Another attack on amyloid-associated aberrant behavior in Alzheimer's disease was launched by Ashley Bush, a consultant to Prana Biotechnology of Parkville, Australia.
He looked at the abnormal handling of essential brain metals -- copper, zinc and iron -- and how that leads to formation of beta-amyloid oligomers, or abnormal assemblies -- in the brain.
He and colleagues developed PBT2, an analog of the antiquated antibiotic clioquinol. When mice with Alzheimer's-like disease were treated with PBT2, half of the plaques in the animal brains disappeared.
Bush said that on the basis of the study, a phase 2 trial in humans with PBT2 has been initiated.
Other researchers hunting for the reason that tramiprosate (Alzhemed) -- now in phase 3 clinical studies in the United States and Europe -- appears to improve outcomes in Alzheimer's disease found that the drug prevents cells in the brain from dying.
Scientists studying the brain cells of rats observed that in the presence of amyloid beta, 58 percent of neurons underwent programmed cell death known as apoptosis. But when the cells were protected with tramiprosate, the cellular death toll was lowered by 40 percent.
"We saw a strong additional neuroprotective effect. This, with further verification, will take this drug forward and into a potentially rich new area of efficacy studies," said Daniel DeLorme, vice president for research at Neurochem Inc. in Laval, Quebec, Canada.
Paul Aisen, professor of neurology at Georgetown University Medical Center, Washington, added, "The molecular cause of Alzheimer's disease is the amyloid peptide. The amyloid peptide accumulates in the Alzheimer's brain and is damaging to neurons and synapses and neuronal function in general. We've known for some time that treatment with tramiprosate reduces the accumulation of amyloid in the brain. With this study, our information has been extended to show that it is also protective against amyloid-mediated neuronal damage. That's what's new here."

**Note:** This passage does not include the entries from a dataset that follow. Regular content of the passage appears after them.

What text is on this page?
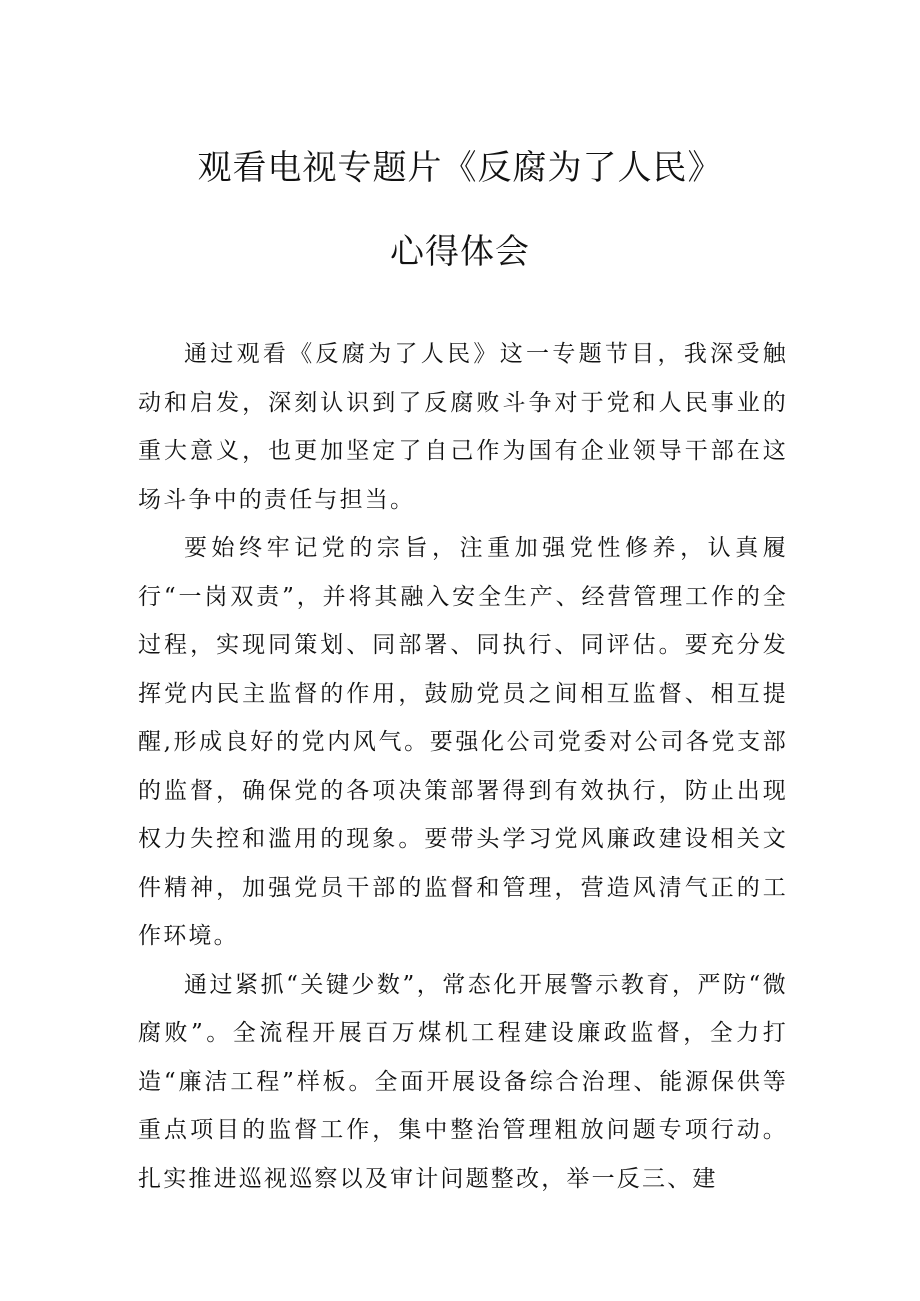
观看电视专题片《反腐为了人民》
心得体会

通过观看《反腐为了人民》这一专题节目，我深受触动和启发，深刻认识到了反腐败斗争对于党和人民事业的重大意义，也更加坚定了自己作为国有企业领导干部在这场斗争中的责任与担当。

要始终牢记党的宗旨，注重加强党性修养，认真履行“一岗双责”，并将其融入安全生产、经营管理工作的全过程，实现同策划、同部署、同执行、同评估。要充分发挥党内民主监督的作用，鼓励党员之间相互监督、相互提醒,形成良好的党内风气。要强化公司党委对公司各党支部的监督，确保党的各项决策部署得到有效执行，防止出现权力失控和滥用的现象。要带头学习党风廉政建设相关文件精神，加强党员干部的监督和管理，营造风清气正的工作环境。

通过紧抓“关键少数”，常态化开展警示教育，严防“微腐败”。全流程开展百万煤机工程建设廉政监督，全力打造“廉洁工程”样板。全面开展设备综合治理、能源保供等重点项目的监督工作，集中整治管理粗放问题专项行动。扎实推进巡视巡察以及审计问题整改，举一反三、建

Alain Robillard, associate clinical professor in neurology at Maisonneuve-Rosemont Hospital, University of Montreal-affiliate hospital, told UPI, "The mode of action that we have in evidence here indicates and supports what we supposed in the phase 2 trial. It appears possible that the mechanism of action of this drug will prevent fewer plaques from forming, ergo, less disease."
Doctors in Switzerland are moving forward with a new cholinesterase inhibitor, now known as ZT-1, being developed by Debiopharm of Lausanne, even though early tests didn't show significant results.

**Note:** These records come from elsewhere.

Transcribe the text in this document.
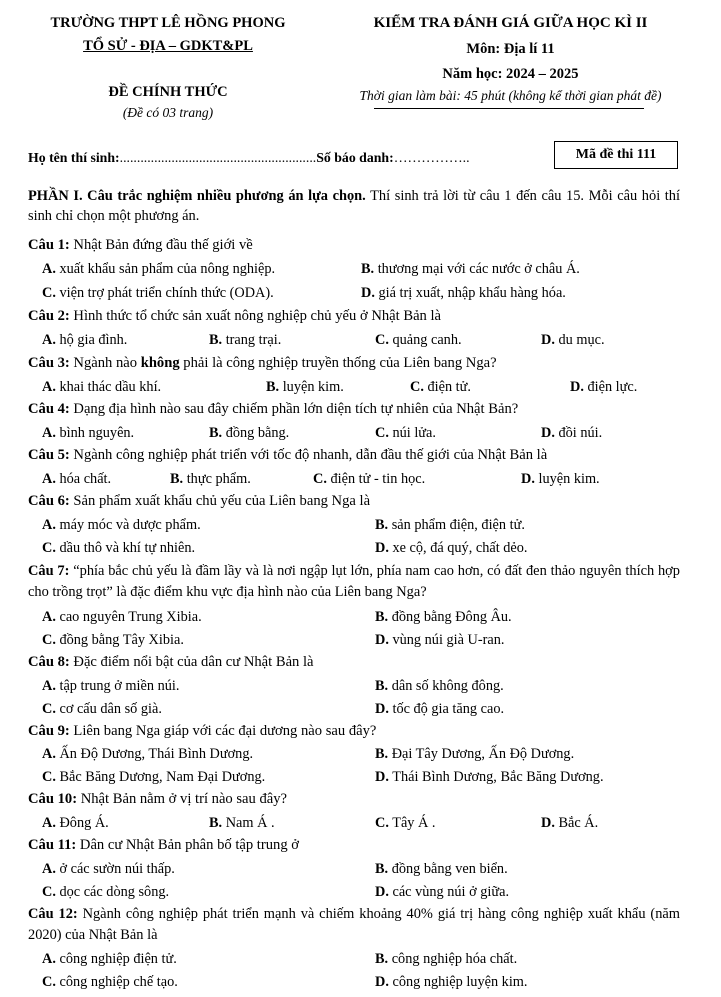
TRƯỜNG THPT LÊ HỒNG PHONG
TỔ SỬ - ĐỊA – GDKT&PL
ĐỀ CHÍNH THỨC
(Đề có 03 trang)
KIỂM TRA ĐÁNH GIÁ GIỮA HỌC KÌ II
Môn: Địa lí 11
Năm học: 2024 – 2025
Thời gian làm bài: 45 phút (không kể thời gian phát đề)
Họ tên thí sinh:.........................................................Số báo danh:……………..	Mã đề thi 111
PHẦN I. Câu trắc nghiệm nhiều phương án lựa chọn. Thí sinh trả lời từ câu 1 đến câu 15. Mỗi câu hỏi thí sinh chỉ chọn một phương án.
Câu 1: Nhật Bản đứng đầu thế giới về
A. xuất khẩu sản phẩm của nông nghiệp.	B. thương mại với các nước ở châu Á.
C. viện trợ phát triển chính thức (ODA).	D. giá trị xuất, nhập khẩu hàng hóa.
Câu 2: Hình thức tổ chức sản xuất nông nghiệp chủ yếu ở Nhật Bản là
A. hộ gia đình.	B. trang trại.	C. quảng canh.	D. du mục.
Câu 3: Ngành nào không phải là công nghiệp truyền thống của Liên bang Nga?
A. khai thác dầu khí.	B. luyện kim.	C. điện tử.	D. điện lực.
Câu 4: Dạng địa hình nào sau đây chiếm phần lớn diện tích tự nhiên của Nhật Bản?
A. bình nguyên.	B. đồng bằng.	C. núi lửa.	D. đồi núi.
Câu 5: Ngành công nghiệp phát triển với tốc độ nhanh, dẫn đầu thế giới của Nhật Bản là
A. hóa chất.	B. thực phẩm.	C. điện tử - tin học.	D. luyện kim.
Câu 6: Sản phẩm xuất khẩu chủ yếu của Liên bang Nga là
A. máy móc và dược phẩm.	B. sản phẩm điện, điện tử.
C. dầu thô và khí tự nhiên.	D. xe cộ, đá quý, chất dẻo.
Câu 7: “phía bắc chủ yếu là đầm lầy và là nơi ngập lụt lớn, phía nam cao hơn, có đất đen thảo nguyên thích hợp cho trồng trọt” là đặc điểm khu vực địa hình nào của Liên bang Nga?
A. cao nguyên Trung Xibia.	B. đồng bằng Đông Âu.
C. đồng bằng Tây Xibia.	D. vùng núi già U-ran.
Câu 8: Đặc điểm nổi bật của dân cư Nhật Bản là
A. tập trung ở miền núi.	B. dân số không đông.
C. cơ cấu dân số già.	D. tốc độ gia tăng cao.
Câu 9: Liên bang Nga giáp với các đại dương nào sau đây?
A. Ấn Độ Dương, Thái Bình Dương.	B. Đại Tây Dương, Ấn Độ Dương.
C. Bắc Băng Dương, Nam Đại Dương.	D. Thái Bình Dương, Bắc Băng Dương.
Câu 10: Nhật Bản nằm ở vị trí nào sau đây?
A. Đông Á.	B. Nam Á .	C. Tây Á .	D. Bắc Á.
Câu 11: Dân cư Nhật Bản phân bố tập trung ở
A. ở các sườn núi thấp.	B. đồng bằng ven biển.
C. dọc các dòng sông.	D. các vùng núi ở giữa.
Câu 12: Ngành công nghiệp phát triển mạnh và chiếm khoảng 40% giá trị hàng công nghiệp xuất khẩu (năm 2020) của Nhật Bản là
A. công nghiệp điện tử.	B. công nghiệp hóa chất.
C. công nghiệp chế tạo.	D. công nghiệp luyện kim.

Emmanuel Tamches, the project director for Debiopharm, told UPI he believes further double-blind testing will show that the drug is at least as effective as donepezil (Aricept) and may have fewer side effects, including less chance of heart-rhythm disturbances.

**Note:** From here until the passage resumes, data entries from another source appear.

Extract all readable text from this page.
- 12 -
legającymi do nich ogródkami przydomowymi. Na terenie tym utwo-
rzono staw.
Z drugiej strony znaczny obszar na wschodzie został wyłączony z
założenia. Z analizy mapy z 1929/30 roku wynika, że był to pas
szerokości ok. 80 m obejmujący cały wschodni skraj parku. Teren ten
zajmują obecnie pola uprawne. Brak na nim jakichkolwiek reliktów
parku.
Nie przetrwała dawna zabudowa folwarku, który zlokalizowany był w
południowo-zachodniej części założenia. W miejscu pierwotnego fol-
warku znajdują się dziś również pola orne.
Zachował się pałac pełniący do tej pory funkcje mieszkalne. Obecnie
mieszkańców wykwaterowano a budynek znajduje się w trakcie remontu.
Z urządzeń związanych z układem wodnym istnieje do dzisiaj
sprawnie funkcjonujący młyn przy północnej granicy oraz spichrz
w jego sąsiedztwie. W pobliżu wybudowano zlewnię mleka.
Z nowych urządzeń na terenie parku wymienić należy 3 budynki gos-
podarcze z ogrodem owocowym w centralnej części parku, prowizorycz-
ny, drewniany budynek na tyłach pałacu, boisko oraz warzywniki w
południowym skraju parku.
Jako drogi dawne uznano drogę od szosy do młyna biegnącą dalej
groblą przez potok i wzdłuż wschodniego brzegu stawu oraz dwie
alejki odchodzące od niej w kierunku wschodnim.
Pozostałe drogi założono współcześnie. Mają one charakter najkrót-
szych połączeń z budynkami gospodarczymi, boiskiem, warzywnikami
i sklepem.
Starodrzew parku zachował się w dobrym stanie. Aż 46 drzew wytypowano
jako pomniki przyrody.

Still other possible drugs include Gaithersburg, Md.-based Panacea Pharmaceuticals' PAN-811, an agent that in laboratory experiments protected primary neurons from amyloid toxicity.
And Neuro Pharma of Madrid went to the oceans to find inhibitors of glycogen synthase kinase-3-beta. That compound is necessary for halting a cascade of molecular events that feeds the Alzheimer's process. Palinurin and tricantin, substances extracted from a marine sponge, appear to inhibit glycogen synthase kinase-3-beta in laboratory testing.
"We are very encouraged to see a diversity of approaches to treating Alzheimer's showing some level of success," Fillit said. "We must pursue every available avenue. The urgency has never been higher."